New fertility treatment allows cancer patients hope for future pregnancies


by JIM BERGAMO / KVUE News and photojournalist JOHN GUSKY

Bio | Email | Follow: @JimB_KVUE

Posted on October 11, 2012 at 6:28 PM

Updated Sunday, Nov 10 at 12:36 AM

ROUND ROCK, Texas -- Doctors have been freezing embryos for decades. Now the technology exists that allows just the woman's eggs to be frozen. That fertility treatment is giving hope to women who have to battle cancer before starting a family.

Six years ago, Brianna Wood of South Austin was 27 years old.

"I was really healthy," she said. "I had just run a marathon."

Wood says she had no family history of breast cancer, but a doctor informed her she had dense breast tissue. When she and her husband decided to start a family, she had a mammogram just to be on the safe side.
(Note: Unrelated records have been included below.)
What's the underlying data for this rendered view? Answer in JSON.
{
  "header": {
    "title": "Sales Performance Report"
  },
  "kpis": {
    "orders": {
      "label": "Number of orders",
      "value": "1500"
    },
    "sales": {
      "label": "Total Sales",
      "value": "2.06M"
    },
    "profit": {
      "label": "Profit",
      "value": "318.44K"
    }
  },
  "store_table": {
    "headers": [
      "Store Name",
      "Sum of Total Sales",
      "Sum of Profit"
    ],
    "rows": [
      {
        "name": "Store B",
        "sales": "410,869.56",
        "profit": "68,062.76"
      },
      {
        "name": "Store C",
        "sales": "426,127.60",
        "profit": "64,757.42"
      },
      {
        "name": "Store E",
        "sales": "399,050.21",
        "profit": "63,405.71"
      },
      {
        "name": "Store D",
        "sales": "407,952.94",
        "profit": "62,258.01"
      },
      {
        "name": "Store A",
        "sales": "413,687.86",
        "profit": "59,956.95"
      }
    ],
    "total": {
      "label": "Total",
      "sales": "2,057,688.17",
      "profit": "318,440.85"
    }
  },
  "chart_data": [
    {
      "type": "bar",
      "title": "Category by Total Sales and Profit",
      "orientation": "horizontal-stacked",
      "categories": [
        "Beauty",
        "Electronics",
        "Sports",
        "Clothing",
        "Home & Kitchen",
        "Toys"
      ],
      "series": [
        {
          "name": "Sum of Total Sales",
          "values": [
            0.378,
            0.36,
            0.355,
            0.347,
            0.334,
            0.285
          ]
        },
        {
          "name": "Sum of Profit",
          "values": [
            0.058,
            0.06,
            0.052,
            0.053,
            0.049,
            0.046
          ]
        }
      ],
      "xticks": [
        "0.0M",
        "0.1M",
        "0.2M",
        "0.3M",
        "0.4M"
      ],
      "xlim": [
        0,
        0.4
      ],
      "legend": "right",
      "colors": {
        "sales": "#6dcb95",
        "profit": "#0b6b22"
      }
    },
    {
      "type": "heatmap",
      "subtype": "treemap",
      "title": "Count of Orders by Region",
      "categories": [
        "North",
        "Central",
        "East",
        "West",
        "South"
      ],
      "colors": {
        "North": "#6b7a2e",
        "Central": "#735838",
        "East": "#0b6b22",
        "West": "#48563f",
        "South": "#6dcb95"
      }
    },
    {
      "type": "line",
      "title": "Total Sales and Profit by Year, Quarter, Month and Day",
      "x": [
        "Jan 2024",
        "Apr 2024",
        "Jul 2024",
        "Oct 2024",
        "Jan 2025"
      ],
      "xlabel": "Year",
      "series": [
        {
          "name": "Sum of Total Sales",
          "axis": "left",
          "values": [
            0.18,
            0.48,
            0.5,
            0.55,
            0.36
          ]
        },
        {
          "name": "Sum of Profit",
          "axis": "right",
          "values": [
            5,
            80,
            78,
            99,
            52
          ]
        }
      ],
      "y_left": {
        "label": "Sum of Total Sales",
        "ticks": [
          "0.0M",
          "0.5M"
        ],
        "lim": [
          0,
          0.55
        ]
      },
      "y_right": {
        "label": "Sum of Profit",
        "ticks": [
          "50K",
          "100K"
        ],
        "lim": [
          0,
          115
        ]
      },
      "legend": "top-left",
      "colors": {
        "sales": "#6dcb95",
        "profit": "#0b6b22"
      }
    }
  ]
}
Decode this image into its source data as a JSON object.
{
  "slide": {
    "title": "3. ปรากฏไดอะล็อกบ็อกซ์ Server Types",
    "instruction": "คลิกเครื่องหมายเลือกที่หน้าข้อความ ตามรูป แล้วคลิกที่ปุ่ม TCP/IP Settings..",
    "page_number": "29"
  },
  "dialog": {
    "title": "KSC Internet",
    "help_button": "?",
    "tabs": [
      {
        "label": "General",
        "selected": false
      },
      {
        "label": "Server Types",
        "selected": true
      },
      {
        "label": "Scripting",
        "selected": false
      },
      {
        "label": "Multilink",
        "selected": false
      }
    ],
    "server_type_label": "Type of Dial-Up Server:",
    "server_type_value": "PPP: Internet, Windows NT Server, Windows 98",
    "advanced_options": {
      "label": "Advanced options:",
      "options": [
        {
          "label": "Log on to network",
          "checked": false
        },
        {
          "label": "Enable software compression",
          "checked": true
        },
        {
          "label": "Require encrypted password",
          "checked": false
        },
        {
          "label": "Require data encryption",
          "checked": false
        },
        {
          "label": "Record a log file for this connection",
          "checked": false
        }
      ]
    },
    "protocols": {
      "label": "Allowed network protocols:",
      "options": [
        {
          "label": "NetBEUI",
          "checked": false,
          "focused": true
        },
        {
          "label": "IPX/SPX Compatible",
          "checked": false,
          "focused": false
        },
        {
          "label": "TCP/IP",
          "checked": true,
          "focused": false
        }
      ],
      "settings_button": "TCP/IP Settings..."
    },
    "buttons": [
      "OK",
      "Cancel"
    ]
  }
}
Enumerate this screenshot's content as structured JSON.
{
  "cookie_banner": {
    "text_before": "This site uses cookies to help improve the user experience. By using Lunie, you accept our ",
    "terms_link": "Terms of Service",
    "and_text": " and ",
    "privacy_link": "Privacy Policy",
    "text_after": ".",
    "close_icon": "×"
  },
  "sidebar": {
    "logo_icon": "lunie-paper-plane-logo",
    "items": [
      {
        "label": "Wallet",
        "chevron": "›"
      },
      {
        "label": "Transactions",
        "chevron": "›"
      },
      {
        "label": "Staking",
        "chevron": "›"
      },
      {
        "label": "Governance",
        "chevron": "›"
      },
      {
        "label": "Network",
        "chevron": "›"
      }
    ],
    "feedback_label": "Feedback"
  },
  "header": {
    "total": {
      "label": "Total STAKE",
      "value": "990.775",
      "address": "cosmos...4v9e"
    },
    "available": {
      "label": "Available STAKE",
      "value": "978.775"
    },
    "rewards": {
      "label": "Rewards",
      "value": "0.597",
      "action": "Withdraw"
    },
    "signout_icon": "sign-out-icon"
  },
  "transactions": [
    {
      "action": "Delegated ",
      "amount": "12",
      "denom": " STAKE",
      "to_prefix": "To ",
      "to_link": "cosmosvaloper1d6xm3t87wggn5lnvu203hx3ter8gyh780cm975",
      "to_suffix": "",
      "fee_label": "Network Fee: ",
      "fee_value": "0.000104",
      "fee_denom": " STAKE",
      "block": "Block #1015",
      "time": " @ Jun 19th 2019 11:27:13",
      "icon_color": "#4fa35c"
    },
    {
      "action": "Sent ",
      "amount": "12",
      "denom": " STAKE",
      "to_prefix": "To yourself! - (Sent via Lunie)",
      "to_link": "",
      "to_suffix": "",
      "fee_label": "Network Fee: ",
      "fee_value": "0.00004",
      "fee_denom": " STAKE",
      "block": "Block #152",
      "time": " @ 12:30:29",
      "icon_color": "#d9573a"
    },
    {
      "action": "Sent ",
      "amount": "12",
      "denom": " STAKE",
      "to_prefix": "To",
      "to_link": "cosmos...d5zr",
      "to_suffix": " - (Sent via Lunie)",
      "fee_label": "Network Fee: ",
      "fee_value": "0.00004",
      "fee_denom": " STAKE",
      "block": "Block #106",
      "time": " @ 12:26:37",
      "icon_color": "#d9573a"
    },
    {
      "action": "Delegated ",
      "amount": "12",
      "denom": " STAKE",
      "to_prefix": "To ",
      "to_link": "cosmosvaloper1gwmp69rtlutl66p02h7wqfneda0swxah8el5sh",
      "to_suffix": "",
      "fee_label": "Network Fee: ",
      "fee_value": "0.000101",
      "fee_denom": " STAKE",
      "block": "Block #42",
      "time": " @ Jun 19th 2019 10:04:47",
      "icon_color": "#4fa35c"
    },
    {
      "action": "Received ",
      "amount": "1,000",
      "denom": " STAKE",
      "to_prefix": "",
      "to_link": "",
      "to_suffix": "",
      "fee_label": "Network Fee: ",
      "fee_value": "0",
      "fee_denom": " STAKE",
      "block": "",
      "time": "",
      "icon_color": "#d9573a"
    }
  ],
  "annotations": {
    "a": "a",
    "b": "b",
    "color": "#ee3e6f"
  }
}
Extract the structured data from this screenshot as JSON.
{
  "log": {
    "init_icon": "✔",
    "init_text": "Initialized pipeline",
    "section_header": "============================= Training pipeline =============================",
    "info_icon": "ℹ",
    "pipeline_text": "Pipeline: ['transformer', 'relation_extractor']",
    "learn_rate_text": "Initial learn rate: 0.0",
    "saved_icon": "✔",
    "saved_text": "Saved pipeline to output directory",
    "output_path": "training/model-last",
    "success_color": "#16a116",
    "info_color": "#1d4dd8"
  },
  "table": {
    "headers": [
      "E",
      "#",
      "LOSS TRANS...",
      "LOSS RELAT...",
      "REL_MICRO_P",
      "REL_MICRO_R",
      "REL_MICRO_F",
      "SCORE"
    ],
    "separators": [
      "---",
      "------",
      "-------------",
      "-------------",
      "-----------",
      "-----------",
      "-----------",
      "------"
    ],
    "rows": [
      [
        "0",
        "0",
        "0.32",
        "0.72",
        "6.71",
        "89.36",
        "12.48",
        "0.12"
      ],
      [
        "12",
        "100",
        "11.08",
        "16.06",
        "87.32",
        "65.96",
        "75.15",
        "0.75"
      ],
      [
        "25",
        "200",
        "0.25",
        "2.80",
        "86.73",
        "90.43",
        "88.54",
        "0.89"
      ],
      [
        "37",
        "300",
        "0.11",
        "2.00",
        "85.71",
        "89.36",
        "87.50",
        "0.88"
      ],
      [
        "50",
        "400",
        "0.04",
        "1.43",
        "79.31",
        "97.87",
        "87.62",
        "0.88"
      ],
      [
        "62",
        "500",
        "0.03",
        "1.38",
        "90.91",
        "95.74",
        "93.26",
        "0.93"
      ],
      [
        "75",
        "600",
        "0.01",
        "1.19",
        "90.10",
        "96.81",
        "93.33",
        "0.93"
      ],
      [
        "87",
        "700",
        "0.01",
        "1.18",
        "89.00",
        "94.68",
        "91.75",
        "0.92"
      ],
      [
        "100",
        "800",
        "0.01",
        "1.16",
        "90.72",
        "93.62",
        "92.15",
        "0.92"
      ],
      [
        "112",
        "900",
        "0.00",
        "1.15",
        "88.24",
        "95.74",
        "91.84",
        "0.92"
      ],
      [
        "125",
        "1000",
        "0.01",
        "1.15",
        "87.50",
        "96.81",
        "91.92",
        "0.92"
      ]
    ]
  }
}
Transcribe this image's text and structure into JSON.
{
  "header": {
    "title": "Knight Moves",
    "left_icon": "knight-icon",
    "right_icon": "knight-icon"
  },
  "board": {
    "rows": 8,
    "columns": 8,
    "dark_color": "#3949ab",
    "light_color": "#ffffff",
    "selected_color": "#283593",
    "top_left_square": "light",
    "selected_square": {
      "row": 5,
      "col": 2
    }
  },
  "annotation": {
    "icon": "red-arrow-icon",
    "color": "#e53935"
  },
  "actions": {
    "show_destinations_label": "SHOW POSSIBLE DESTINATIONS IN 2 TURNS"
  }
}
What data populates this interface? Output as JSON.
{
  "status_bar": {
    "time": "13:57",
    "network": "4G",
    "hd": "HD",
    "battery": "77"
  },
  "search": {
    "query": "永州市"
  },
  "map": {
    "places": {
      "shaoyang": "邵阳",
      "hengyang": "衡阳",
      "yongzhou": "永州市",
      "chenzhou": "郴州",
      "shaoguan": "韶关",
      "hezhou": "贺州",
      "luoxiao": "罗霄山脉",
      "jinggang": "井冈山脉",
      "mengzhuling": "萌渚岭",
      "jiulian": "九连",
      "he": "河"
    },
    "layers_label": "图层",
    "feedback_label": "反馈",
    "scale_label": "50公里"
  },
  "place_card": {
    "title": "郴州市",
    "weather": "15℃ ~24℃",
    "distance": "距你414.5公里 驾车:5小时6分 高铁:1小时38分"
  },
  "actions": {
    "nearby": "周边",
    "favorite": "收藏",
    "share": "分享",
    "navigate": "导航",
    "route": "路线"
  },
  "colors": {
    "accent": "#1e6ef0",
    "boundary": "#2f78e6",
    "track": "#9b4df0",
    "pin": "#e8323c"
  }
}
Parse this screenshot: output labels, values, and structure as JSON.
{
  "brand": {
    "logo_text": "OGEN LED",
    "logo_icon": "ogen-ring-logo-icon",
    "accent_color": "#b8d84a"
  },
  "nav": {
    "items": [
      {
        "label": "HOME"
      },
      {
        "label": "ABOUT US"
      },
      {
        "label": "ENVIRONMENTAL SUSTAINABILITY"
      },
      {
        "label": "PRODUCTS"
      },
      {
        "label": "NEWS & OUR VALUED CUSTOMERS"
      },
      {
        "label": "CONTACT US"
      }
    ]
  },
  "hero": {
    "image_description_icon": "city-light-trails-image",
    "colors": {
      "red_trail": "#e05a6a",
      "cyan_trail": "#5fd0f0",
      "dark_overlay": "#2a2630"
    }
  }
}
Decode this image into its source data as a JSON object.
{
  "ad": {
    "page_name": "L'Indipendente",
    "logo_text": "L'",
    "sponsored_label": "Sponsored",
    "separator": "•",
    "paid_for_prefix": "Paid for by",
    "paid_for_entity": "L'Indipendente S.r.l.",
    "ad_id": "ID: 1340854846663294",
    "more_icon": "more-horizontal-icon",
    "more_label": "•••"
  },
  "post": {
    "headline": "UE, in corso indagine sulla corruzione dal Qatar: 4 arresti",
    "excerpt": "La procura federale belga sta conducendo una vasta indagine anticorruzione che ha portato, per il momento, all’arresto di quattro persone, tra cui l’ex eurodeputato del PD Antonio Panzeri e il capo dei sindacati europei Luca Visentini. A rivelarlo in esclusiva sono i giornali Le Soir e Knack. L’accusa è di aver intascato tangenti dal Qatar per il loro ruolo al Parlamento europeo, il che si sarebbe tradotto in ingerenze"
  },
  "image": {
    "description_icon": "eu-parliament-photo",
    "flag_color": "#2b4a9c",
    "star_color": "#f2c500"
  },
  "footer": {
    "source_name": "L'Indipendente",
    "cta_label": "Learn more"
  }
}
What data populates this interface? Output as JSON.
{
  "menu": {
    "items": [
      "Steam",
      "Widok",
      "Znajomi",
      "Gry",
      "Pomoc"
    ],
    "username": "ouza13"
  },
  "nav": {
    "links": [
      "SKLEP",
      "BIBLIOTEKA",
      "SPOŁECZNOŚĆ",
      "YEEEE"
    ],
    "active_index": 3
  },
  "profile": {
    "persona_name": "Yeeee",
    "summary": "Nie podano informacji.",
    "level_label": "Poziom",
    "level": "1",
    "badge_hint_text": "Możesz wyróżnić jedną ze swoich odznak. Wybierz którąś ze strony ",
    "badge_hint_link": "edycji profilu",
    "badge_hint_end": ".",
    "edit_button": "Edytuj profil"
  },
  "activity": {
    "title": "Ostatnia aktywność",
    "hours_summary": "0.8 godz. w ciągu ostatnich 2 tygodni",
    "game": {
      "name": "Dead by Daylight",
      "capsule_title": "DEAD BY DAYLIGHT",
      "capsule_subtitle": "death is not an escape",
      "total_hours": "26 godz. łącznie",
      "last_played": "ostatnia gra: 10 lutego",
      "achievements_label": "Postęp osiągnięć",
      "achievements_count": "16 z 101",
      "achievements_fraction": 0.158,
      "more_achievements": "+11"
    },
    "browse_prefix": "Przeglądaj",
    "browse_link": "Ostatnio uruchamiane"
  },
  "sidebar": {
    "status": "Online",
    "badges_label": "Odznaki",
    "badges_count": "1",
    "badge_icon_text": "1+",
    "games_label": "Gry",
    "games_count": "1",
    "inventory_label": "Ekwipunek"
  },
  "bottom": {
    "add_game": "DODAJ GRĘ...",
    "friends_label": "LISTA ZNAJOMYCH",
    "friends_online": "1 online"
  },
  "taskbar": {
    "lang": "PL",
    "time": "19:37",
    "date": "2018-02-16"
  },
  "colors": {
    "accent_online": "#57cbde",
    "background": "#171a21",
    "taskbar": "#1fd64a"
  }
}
"We were stunned with the news," said Wood. "I don't think I can describe what that was like for me and for my family."

The mammogram revealed a golf ball-sized tumor that required chemotherapy.

"I read that fertility would likely be effected and that was sort of equally devastating," said Wood."

That's because the chemotherapeutic agents target hormone-producing cells, and the ovaries produce hormones.

"For women all the eggs we were ever going to have we we are born with," said Lisa Hansard M.D., a reproductive endocrinologist with the Texas Fertility Center. We don't get to make new eggs when our illness is over."

While doctors have been freezing embryos (the sperm and eggs together) for decades, it's only been within the last 10 years or so that new technology has allowed them to freeze just the eggs. Wood's oncologist recommended she do just that.

"She had the foresight to envision my life post-cancer," said Wood. "That was really hopeful for me."

Wood's subsequent chemotherapy, radiation and surgery did reduce her fertility to almost nothing.

"It was clear that her opportunity to be pregnant was going to result from those embryos they had frozen in 2007," said Hansard.

Wood, now cancer free for five years, is also 12 weeks pregnant.

"We're kind of shocked that we're pregnant," said Wood. "It's the opposite kind of shock that we experienced five years ago."

Wood says her advice to women in her situation is to talk to your doctors about your options. She says she's learned there are lots of ways to have a family.

"It is emotional," said Wood, holding back tears. "It's been a long journey. We're really grateful to be where we are today."

Hansard says it usually only takes two or three weeks to gather enough eggs from the patient. 

Wood says while she still doesn't know the sex of her baby, ultrasounds have allowed her to see and hear its heart beating.  She and her husband are thrilled.  She says it's the first grandchild for both families.